Sin embargo, la posición gubernamental plantea mantenerlo en el cargo, alegando la necesidad de evitar posibles afectaciones a la campaña por los comicios presidencial y legislativos del próximo 12 de abril, en la que el tema se ha vuelto estelar, lo que presionó a los contendores a firmar la demanda de censura.
Sin embargo, el Gobierno insiste en apuntalar a Jerí, posición compartida por el partido neoliberal Fuerza Popular con el argumento de que solo faltan menos de ocho semanas para las elecciones y poco más de cinco meses para que termine el mandato.
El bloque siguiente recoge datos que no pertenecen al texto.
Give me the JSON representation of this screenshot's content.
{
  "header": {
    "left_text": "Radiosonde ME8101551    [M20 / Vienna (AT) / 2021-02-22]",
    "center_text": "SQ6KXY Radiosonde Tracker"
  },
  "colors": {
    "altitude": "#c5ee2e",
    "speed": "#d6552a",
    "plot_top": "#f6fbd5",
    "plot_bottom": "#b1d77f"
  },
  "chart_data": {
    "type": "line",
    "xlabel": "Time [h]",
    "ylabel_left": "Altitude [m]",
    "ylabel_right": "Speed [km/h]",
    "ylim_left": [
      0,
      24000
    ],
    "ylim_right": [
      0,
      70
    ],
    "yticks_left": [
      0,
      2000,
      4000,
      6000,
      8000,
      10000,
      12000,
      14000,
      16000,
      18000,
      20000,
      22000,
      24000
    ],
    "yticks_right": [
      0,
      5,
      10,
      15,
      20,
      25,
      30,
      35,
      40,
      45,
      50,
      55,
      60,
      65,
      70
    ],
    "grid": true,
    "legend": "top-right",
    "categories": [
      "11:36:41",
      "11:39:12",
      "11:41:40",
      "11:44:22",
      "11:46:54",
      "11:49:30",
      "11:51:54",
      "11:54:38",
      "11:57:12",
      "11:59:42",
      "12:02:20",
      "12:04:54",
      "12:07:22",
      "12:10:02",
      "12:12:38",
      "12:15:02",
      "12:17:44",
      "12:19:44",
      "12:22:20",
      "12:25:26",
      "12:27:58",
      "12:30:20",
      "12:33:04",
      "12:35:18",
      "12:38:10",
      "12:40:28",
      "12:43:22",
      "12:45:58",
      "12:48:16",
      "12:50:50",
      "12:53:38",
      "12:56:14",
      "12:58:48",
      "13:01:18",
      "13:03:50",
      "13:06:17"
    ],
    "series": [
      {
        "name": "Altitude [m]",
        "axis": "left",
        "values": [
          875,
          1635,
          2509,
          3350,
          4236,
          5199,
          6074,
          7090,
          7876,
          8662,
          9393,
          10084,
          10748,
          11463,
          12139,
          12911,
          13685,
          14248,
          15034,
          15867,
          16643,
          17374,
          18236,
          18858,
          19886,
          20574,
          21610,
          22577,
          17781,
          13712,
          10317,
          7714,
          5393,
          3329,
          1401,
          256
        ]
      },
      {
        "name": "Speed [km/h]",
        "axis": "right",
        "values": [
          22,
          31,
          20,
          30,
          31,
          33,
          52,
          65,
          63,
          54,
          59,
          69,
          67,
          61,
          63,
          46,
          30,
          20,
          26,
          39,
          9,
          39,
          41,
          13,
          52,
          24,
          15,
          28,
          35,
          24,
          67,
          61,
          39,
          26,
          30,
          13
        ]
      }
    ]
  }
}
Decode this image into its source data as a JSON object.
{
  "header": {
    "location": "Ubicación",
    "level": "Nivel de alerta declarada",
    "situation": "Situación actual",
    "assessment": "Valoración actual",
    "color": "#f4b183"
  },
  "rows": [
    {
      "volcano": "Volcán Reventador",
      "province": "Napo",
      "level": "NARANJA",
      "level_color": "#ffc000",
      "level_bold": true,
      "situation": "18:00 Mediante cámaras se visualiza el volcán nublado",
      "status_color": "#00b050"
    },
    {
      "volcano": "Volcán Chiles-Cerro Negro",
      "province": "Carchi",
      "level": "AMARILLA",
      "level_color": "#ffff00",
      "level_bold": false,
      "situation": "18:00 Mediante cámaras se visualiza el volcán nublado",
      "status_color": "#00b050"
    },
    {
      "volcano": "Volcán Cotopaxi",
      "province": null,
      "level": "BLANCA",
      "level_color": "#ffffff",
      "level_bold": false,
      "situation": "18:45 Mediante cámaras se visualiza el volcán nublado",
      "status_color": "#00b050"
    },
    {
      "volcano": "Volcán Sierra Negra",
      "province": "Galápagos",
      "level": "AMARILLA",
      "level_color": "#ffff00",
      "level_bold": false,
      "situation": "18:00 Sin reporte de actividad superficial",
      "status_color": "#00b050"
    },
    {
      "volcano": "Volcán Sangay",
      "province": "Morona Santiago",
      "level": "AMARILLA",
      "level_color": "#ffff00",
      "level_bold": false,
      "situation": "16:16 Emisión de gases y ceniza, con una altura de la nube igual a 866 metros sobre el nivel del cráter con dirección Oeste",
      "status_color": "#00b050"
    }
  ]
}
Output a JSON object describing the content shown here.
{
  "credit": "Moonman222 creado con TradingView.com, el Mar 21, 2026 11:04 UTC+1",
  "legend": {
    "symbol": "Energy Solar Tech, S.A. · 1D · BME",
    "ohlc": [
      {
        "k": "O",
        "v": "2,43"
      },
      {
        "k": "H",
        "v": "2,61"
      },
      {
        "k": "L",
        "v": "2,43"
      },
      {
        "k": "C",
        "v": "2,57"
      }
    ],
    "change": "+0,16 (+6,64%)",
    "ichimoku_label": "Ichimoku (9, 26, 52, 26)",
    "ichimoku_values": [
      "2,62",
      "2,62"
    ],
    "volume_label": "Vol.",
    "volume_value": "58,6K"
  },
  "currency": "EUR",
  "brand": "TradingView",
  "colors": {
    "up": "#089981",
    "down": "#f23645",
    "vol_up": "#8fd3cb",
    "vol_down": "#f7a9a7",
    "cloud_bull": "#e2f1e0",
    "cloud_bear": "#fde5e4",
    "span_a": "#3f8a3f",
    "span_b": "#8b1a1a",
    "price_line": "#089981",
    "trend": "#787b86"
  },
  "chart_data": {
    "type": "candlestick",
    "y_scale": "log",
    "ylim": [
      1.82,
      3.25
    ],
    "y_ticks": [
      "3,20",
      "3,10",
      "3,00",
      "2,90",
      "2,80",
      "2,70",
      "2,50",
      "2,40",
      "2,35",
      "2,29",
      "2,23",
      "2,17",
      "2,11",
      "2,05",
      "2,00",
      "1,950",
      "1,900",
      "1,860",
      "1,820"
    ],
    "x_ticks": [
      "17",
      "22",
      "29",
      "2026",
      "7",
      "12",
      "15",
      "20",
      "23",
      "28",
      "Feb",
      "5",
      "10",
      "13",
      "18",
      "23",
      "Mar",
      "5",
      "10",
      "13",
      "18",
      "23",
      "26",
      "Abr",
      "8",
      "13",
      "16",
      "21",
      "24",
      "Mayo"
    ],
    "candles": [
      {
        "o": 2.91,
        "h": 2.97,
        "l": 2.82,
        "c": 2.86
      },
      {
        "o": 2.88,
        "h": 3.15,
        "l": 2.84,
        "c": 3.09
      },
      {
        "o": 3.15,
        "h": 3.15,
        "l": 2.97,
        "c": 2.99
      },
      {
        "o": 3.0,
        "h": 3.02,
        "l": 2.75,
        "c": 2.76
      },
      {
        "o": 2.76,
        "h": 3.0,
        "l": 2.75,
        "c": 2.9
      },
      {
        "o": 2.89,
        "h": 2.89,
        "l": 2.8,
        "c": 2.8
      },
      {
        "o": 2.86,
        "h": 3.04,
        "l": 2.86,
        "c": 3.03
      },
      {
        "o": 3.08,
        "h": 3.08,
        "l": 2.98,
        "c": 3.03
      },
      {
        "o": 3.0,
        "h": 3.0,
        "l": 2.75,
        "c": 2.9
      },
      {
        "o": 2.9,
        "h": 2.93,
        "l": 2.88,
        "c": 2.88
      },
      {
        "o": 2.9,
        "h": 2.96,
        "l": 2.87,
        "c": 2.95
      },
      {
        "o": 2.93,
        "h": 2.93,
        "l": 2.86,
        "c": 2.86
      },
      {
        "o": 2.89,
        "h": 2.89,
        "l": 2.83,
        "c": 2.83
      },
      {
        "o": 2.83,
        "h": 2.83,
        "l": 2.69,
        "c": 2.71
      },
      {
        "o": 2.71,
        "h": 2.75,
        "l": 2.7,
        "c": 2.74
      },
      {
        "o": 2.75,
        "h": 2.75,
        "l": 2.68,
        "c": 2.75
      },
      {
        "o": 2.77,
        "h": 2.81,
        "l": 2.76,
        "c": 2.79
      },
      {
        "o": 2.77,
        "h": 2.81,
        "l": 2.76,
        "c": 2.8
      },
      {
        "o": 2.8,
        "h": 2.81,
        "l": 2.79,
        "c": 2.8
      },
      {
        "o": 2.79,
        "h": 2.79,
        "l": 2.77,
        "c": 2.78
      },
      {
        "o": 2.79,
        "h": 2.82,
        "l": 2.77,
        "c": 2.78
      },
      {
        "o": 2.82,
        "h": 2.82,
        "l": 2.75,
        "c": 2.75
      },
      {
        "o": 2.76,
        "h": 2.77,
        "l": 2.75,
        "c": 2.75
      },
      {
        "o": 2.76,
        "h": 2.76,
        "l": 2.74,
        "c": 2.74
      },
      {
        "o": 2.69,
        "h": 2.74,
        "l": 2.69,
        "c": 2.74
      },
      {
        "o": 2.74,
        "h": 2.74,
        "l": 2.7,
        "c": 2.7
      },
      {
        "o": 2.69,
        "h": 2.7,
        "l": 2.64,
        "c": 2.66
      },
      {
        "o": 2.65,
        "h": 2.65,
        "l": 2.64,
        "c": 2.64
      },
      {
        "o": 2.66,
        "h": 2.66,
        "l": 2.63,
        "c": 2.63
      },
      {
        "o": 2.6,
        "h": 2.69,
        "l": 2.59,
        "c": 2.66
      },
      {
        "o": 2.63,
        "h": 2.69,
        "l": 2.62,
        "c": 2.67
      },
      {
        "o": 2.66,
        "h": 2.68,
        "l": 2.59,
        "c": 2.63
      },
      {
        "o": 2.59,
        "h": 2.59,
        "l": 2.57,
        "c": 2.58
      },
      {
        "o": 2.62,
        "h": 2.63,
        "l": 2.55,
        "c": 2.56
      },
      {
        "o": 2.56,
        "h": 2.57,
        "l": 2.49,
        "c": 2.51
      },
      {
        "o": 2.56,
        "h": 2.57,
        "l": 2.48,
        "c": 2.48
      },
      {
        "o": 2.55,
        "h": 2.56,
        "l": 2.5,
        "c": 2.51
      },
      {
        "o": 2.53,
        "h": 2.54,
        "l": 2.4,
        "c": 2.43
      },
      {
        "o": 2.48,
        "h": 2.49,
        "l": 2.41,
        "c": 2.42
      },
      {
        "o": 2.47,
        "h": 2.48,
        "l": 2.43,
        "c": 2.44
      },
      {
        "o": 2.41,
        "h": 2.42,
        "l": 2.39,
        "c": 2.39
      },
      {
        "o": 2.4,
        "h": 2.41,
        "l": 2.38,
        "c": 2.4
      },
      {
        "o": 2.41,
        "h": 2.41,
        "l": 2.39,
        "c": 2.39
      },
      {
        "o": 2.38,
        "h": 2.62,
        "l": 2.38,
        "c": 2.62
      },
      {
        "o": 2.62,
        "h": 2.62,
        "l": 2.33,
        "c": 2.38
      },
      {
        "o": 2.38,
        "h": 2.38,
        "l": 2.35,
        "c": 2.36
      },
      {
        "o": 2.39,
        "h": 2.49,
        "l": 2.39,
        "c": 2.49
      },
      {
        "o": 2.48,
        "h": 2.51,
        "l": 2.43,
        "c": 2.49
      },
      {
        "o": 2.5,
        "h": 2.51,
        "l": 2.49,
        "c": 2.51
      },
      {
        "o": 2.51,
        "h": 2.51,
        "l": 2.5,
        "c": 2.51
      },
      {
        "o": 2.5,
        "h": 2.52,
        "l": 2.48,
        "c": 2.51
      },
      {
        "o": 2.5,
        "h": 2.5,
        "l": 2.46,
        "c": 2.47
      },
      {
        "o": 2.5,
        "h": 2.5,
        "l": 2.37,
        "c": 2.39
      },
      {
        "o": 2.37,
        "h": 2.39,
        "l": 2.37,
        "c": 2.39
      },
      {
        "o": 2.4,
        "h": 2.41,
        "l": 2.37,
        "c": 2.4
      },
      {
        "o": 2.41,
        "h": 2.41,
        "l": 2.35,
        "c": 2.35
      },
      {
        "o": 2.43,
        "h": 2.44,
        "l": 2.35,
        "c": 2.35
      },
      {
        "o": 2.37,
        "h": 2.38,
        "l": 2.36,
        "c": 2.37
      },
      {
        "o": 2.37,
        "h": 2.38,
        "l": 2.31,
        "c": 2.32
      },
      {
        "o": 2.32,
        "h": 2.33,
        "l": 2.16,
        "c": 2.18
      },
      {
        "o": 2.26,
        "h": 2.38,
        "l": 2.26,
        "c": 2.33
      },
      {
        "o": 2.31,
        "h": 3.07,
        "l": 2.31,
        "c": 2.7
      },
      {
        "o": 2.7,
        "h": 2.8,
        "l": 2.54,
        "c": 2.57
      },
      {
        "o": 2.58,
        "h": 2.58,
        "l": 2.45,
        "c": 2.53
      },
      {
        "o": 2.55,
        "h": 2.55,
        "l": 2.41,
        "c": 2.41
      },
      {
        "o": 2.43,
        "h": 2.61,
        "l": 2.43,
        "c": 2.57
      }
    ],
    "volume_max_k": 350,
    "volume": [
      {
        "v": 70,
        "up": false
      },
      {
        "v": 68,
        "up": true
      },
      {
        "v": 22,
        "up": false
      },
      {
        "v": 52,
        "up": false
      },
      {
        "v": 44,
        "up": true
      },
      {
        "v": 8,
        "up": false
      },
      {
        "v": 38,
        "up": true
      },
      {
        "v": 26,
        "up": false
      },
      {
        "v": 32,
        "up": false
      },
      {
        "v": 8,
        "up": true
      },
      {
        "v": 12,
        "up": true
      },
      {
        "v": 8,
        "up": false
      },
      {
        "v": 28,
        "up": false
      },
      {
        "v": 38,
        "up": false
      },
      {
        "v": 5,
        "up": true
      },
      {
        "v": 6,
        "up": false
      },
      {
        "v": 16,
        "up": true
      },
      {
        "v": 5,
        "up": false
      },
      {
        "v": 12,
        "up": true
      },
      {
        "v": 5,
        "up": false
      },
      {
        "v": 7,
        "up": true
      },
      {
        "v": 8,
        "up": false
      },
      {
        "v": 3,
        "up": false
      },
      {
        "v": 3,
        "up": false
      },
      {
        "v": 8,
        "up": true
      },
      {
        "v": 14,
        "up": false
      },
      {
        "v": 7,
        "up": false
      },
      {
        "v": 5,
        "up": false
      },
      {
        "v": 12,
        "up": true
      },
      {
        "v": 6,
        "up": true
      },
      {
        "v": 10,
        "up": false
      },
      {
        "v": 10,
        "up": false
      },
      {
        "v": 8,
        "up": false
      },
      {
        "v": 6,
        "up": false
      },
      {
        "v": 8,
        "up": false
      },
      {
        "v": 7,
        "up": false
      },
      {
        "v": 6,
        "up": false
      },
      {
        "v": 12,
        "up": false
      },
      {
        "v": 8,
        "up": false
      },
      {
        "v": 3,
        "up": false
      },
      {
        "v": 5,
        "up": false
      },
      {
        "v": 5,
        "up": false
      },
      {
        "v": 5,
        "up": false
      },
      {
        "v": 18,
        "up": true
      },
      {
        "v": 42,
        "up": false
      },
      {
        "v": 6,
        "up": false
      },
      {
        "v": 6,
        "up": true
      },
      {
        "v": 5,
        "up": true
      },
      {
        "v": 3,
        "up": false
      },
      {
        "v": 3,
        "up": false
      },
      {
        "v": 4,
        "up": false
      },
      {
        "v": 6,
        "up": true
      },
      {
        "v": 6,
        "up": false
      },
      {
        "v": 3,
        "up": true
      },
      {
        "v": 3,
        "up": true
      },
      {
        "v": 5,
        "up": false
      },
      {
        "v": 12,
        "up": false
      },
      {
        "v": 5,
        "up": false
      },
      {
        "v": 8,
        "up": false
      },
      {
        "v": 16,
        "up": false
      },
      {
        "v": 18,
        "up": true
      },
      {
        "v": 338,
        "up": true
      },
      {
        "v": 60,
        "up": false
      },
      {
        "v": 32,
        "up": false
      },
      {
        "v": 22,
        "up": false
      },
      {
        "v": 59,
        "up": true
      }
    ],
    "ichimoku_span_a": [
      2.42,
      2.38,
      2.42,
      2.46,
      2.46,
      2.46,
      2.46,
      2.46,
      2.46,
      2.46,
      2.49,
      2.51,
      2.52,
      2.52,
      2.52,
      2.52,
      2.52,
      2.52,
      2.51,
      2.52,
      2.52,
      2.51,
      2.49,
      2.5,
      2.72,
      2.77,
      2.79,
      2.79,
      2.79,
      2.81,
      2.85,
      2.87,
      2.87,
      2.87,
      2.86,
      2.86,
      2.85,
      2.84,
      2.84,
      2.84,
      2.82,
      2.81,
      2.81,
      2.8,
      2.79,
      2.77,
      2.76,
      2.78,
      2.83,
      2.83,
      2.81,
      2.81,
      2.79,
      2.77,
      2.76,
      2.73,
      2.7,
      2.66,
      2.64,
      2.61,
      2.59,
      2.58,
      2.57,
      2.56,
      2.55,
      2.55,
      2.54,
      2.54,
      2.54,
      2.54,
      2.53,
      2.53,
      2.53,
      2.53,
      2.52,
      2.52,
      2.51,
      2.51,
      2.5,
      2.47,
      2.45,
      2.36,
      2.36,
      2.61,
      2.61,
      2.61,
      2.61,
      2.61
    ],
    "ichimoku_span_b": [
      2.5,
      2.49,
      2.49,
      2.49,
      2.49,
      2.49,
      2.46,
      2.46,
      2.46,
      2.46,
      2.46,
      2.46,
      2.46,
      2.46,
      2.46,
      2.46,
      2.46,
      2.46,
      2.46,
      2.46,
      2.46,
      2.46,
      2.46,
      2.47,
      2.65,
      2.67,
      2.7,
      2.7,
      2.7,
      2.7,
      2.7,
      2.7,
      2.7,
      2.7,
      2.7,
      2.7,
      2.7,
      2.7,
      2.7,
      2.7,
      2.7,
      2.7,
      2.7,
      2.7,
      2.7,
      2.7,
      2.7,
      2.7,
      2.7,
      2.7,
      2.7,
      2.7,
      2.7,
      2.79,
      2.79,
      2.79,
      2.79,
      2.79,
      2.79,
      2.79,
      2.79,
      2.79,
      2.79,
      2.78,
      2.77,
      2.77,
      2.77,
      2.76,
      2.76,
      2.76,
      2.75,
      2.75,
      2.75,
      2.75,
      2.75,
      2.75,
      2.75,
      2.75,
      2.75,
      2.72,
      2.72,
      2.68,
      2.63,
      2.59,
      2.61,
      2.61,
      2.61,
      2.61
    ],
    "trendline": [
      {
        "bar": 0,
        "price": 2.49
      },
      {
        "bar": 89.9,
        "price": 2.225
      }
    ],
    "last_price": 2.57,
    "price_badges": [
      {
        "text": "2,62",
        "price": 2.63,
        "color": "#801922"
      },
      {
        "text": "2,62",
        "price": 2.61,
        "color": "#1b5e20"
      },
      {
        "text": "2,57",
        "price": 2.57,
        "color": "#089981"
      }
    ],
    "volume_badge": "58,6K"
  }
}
Señalan que, entonces sin inmunidad, el mandatario será indagado por cargos como tráfico de influencias y otros, por sus contactos clandestinos con empresarios privados chinos que cabildean por contratos de obras públicas y las largas visitas de jóvenes mujeres al mandatario en el Palacio de Gobierno, que luego eran contratadas para empleos en el Estado.
Similar posición tomaron las agrupaciones de empresarios en demanda de estabilidad, en coincidencia con declaraciones del controvertido embajador de Estados Unidos, Bernie Navarro, a favor de la continuidad de Jerí como presidente, lo que dio pie a críticas por la injerencia.
Navarro dejó además abierta la posibilidad de que su presidente, Donald Trump, hable sobre las elecciones peruanas y con candidatos.
En ese contexto, en las redacciones circulaban versiones según las cuales es posible que hoy las fraccionadas bancadas apelen a maniobras como el ausentismo o la abstención, para eludir el compromiso de sus partidos de censurar al Presidente, impidiendo una mayoría consistente que logre cesar a Jerí.